In this case, the diagnosis of CO₂ embolism was based on a rapid decrease in P_ETCO₂, sharp deterioration in hemodynamics and arterial blood gas analysis, and venous rupture on review of imaging data. Unfortunately, our anesthesia center does not have equipment, such as transesophageal echocardiography and precordial Doppler, to provide evidence on imaging. However, the striking clinical signs and the patient's rapid postoperative recovery give sufficient reason to believe that the patient experienced severe CO₂ embolism rather than a cardiac or other disease.

Literature Review

In recent years, taTME has become the focus of surgical treatment of low rectal cancer. In 2013, Rouanet et al. (3) first reported CO₂ embolism in taTME. From 2016 to 2019, four cases of CO₂ embolism during taTME were reported (4–7). According to Harnsberger et al. (5), CO₂ embolism occurred in three (3.8%) of 80 taTME surgeries. In 2019, data from the LOREC and OSTRiCH registries (8) showed that 25 (0.4%) patients of 6,375 patients who underwent taTME had CO₂ embolism. However, Lanier et al. (9) noted that the true incidence of occult CO₂ embolism during taTME may be underestimated. We reviewed these studies and summarized the clinical characteristics of patients with CO₂ embolism during taTME (Table 1).

TABLE 1

Table 1. Clinical case reports of CO₂ embolism during taTME.

Etiology of Carbon Dioxide Embolism during taTME

The etiology of CO₂ embolism in taTME is multifactorial, but in this review we summarize several plausible contributing factors.

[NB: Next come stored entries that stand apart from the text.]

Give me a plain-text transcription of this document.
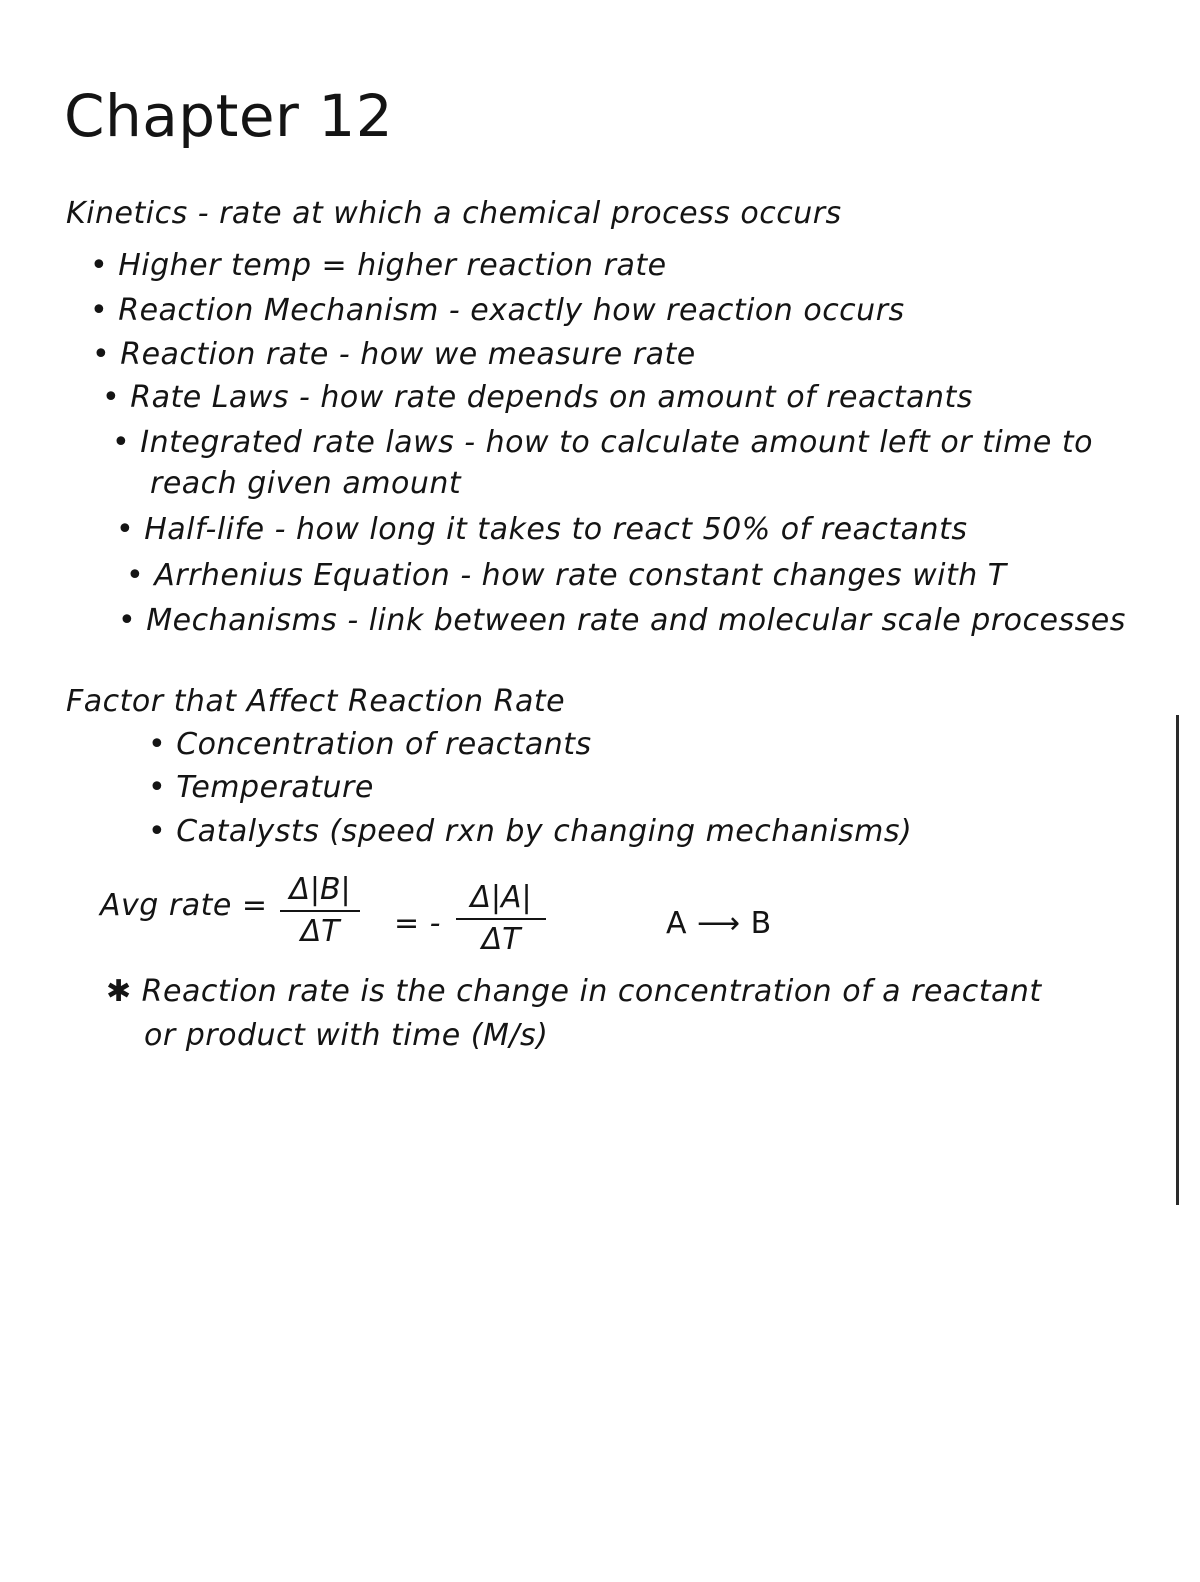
Chapter 12
Kinetics - rate at which a chemical process occurs
• Higher temp = higher reaction rate
• Reaction Mechanism - exactly how reaction occurs
• Reaction rate - how we measure rate
• Rate Laws - how rate depends on amount of reactants
• Integrated rate laws - how to calculate amount left or time to
reach given amount
• Half-life - how long it takes to react 50% of reactants
• Arrhenius Equation - how rate constant changes with T
• Mechanisms - link between rate and molecular scale processes
Factor that Affect Reaction Rate
• Concentration of reactants
• Temperature
• Catalysts (speed rxn by changing mechanisms)
Avg rate = Δ|B|
ΔT	= -
Δ|A|
ΔT	A ⟶ B
✱ Reaction rate is the change in concentration of a reactant
or product with time (M/s)
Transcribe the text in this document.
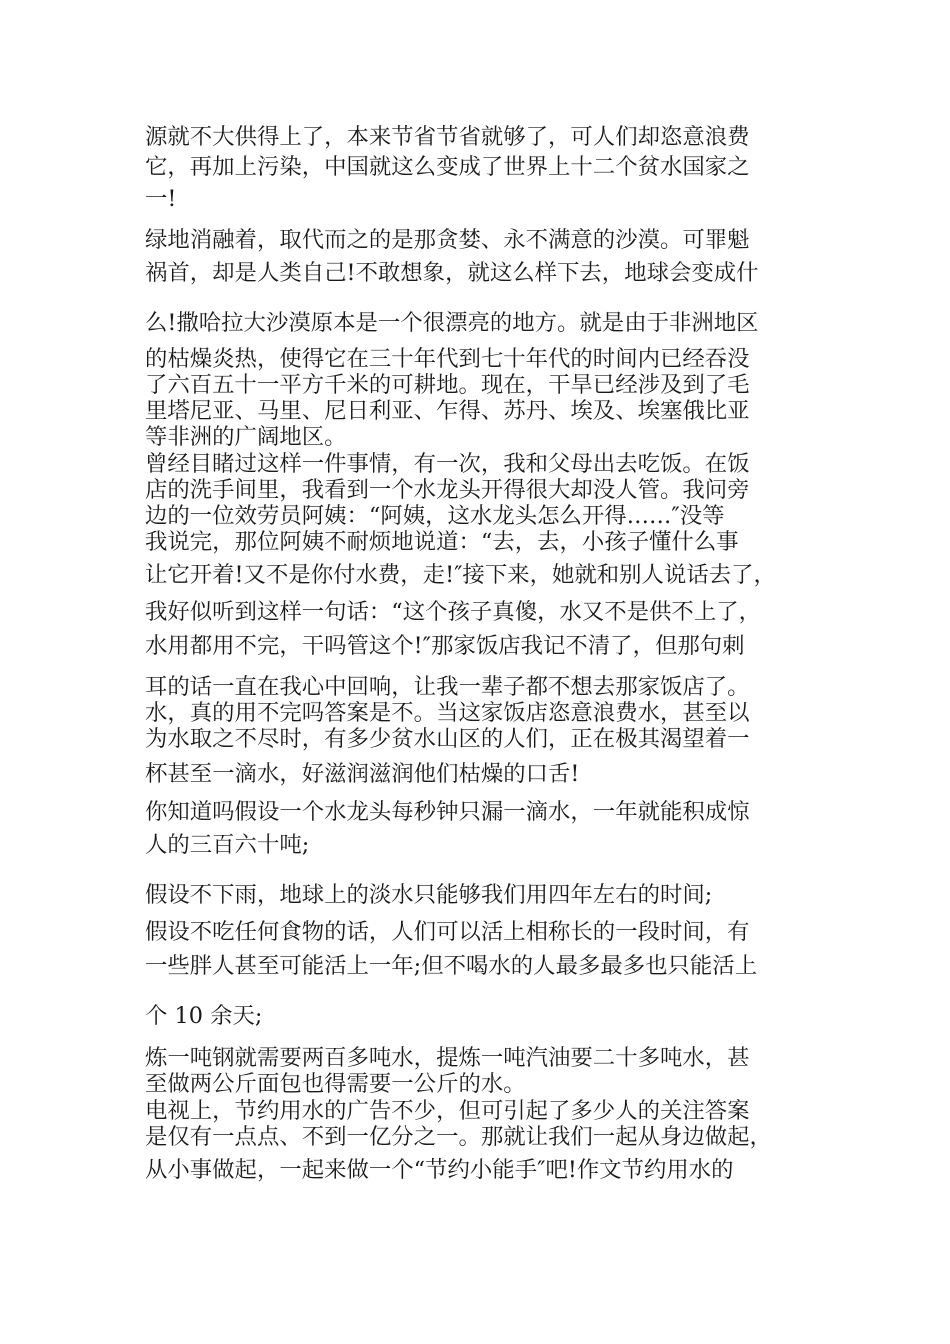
源就不大供得上了，本来节省节省就够了，可人们却恣意浪费

它，再加上污染，中国就这么变成了世界上十二个贫水国家之

一!

绿地消融着，取代而之的是那贪婪、永不满意的沙漠。可罪魁

祸首，却是人类自己!不敢想象，就这么样下去，地球会变成什

么!撒哈拉大沙漠原本是一个很漂亮的地方。就是由于非洲地区

的枯燥炎热，使得它在三十年代到七十年代的时间内已经吞没

了六百五十一平方千米的可耕地。现在，干旱已经涉及到了毛

里塔尼亚、马里、尼日利亚、乍得、苏丹、埃及、埃塞俄比亚

等非洲的广阔地区。

曾经目睹过这样一件事情，有一次，我和父母出去吃饭。在饭

店的洗手间里，我看到一个水龙头开得很大却没人管。我问旁

边的一位效劳员阿姨：“阿姨，这水龙头怎么开得……″没等

我说完，那位阿姨不耐烦地说道：“去，去，小孩子懂什么事

让它开着!又不是你付水费，走!″接下来，她就和别人说话去了，

我好似听到这样一句话：“这个孩子真傻，水又不是供不上了，

水用都用不完，干吗管这个!″那家饭店我记不清了，但那句刺

耳的话一直在我心中回响，让我一辈子都不想去那家饭店了。

水，真的用不完吗答案是不。当这家饭店恣意浪费水，甚至以

为水取之不尽时，有多少贫水山区的人们，正在极其渴望着一

杯甚至一滴水，好滋润滋润他们枯燥的口舌!

你知道吗假设一个水龙头每秒钟只漏一滴水，一年就能积成惊

人的三百六十吨;

假设不下雨，地球上的淡水只能够我们用四年左右的时间;

假设不吃任何食物的话，人们可以活上相称长的一段时间，有

一些胖人甚至可能活上一年;但不喝水的人最多最多也只能活上

个 10 余天;

炼一吨钢就需要两百多吨水，提炼一吨汽油要二十多吨水，甚

至做两公斤面包也得需要一公斤的水。

电视上，节约用水的广告不少，但可引起了多少人的关注答案

是仅有一点点、不到一亿分之一。那就让我们一起从身边做起，

从小事做起，一起来做一个“节约小能手″吧!作文节约用水的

The Insufflation of CO₂ in the taTME Produces Certain Characteristic Effects as Follows

(a) anatomical distortions (2). During taTME, insufflation of CO₂ into the pelvic space is required to create the operating space, which places significant forward pressure on the rectum and its mesentery, resulting in deformation of the anatomy. Surgeons tend to injure the high-velocity prostatic or paravaginal venous plexus in the wrong anatomical plane. The prostate is rich in blood supply, surrounded by venous plexuses and bilateral neurovascular bundles. This may also explain why 19 of the 25 patients with CO₂ embolism reported in the 2019 International Registry (8) were male. For women, the rich blood supply of the vaginal wall and surrounding venous plexuses lead to an increased risk of embolism after bleeding. (b) Damaged blood vessels remain open (10). The partially damaged blood vessel cannot be closed under the action of pneumopelvic pressure, and the open state of the vascular lumen allows CO₂ to enter the circulation continuously. In contrast, if blood vessels of the same caliber are completely transected, the blood vessel cavity will collapse under the action of pneumopelvic pressure. (c) Cyclic billowing (2), defined as the sudden and repetitive collapse of the operative work space caused by pneumatic instability, is characteristic of taTME. It is the most common technical complication during taTME in the largest registry data series published to date (11). Insufflation mode and continuum mechanics of gas delivery are major causes of cyclic billowing. AirSeaL® is a CO₂ insufflation system most used by taTME surgeons. It can respond immediately to small changes in pressure and provide a more stable pneumatic work pace by independently regulating CO₂ pressure, which minimizes cycle billowing (2). However, most units performing taTME procedures in our country are not equipped with the AirSeal® system. Without the AirSeal® system, surgeons had to continuously pump smoke with a suction device to clear the surgical field during the procedure. To counteract this loss of pressure, the surgeon will set the pneumopelvic pressure and flow rate at higher levels, which increases the incidence of CO₂ embolism.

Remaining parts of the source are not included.